XXXVIII

A las siete y media de la tarde, Adamsberg llegó a la Place Edgar-Quinet, sin apurar el paso, pero más ligero que hacía quince días. Más ligero y también más vacío. Entró en la casa de Decambrais, en el pequeño despacho donde una moderna pancarta rezaba: Consejero en cosas de la vida. Decambrais estaba en su puesto, con la cara todavía pálida pero con la espalda de nuevo erguida, y hablaba con un hombre grueso y alterado instalado frente a él.

– Vaya -dijo Decambrais echándole una mirada a Adamsberg y después a sus sandalias-. Hermes, el mensajero de los dioses. ¿Tiene noticias?

– Paz en la ciudad, Decambrais.

– Espere un minuto, comisario. Estoy en medio de una consulta.

Adamsberg se alejó hacia la puerta, atrapando un fragmento de la conversación que continuaba.

– Esta vez, se ha roto -decía el hombre.

– Ya lo hemos arreglado otras veces -respondía Decambrais.

– Se ha roto.

Decambrais hizo entrar a Adamsberg unos diez minutos más tarde y le hizo sentar en la silla todavía caliente de su predecesor.

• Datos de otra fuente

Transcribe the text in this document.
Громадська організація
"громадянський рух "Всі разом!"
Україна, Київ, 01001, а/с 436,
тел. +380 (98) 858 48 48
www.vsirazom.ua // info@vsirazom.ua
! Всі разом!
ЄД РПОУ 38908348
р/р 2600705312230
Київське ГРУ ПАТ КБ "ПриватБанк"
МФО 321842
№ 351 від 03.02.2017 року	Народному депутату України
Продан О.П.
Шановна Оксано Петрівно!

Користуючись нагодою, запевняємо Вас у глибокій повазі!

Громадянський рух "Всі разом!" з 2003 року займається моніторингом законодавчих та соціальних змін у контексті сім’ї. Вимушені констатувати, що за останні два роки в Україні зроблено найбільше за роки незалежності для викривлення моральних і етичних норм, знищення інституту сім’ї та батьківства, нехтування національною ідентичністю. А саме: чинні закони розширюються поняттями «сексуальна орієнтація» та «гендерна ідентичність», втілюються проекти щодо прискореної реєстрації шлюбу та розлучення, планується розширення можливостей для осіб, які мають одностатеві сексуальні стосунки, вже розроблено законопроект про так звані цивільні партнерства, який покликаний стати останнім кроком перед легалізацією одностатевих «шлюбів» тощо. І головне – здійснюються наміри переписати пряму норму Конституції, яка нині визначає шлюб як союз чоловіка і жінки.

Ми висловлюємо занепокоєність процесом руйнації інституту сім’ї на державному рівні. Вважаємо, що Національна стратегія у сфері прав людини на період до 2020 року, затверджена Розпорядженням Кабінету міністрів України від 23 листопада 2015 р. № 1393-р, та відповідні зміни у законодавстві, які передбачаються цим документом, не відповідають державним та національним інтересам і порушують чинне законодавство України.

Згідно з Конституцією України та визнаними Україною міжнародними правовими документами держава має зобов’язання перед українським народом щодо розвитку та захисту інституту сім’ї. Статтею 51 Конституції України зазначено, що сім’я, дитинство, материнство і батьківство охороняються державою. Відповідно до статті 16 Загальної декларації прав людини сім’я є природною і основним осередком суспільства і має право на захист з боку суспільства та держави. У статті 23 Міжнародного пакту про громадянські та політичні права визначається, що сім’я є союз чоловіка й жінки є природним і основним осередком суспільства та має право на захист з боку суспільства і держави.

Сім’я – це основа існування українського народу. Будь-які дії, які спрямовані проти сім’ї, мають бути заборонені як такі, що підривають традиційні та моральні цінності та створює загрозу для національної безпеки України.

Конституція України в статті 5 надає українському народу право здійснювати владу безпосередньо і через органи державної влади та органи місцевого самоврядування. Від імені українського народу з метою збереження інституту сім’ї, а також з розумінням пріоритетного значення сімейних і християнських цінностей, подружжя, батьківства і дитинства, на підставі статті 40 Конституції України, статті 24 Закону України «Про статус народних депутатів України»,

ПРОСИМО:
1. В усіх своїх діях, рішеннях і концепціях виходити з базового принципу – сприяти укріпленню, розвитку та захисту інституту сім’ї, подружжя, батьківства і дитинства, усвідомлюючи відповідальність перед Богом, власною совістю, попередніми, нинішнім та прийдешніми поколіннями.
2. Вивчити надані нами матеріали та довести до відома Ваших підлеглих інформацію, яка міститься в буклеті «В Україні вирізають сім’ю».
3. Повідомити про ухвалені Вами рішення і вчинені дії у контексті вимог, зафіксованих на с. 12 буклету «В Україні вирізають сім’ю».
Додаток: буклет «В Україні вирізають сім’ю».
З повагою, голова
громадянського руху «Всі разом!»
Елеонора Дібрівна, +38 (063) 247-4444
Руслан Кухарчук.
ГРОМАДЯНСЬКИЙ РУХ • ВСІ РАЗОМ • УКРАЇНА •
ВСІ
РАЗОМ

– ¿De qué se trata? -preguntó Adamsberg-. ¿Un mueble? ¿Un miembro?

– Una relación. Veintisiete rupturas y veintiséis arreglos con la misma mujer, un récord absoluto entre mi clientela. Lo llaman Roto-Vuelto a juntar.

– ¿Y qué le aconseja?

– Yo nunca aconsejo nada. Trato de comprender lo que quiere la gente y de ayudarles a que lo hagan. Eso es ser consejero. Si alguien quiere romper, lo ayudo. Si al día siguiente quiere volver a juntarse, lo ayudo. Y usted, comisario, ¿qué quiere?

– No lo sé. Y además, me da igual.

– Entonces no puedo ayudarlo.

– No. Nadie. Siempre ha sido así.

Decambrais se apoyó sobre el respaldo de su silla con una ligera sonrisa.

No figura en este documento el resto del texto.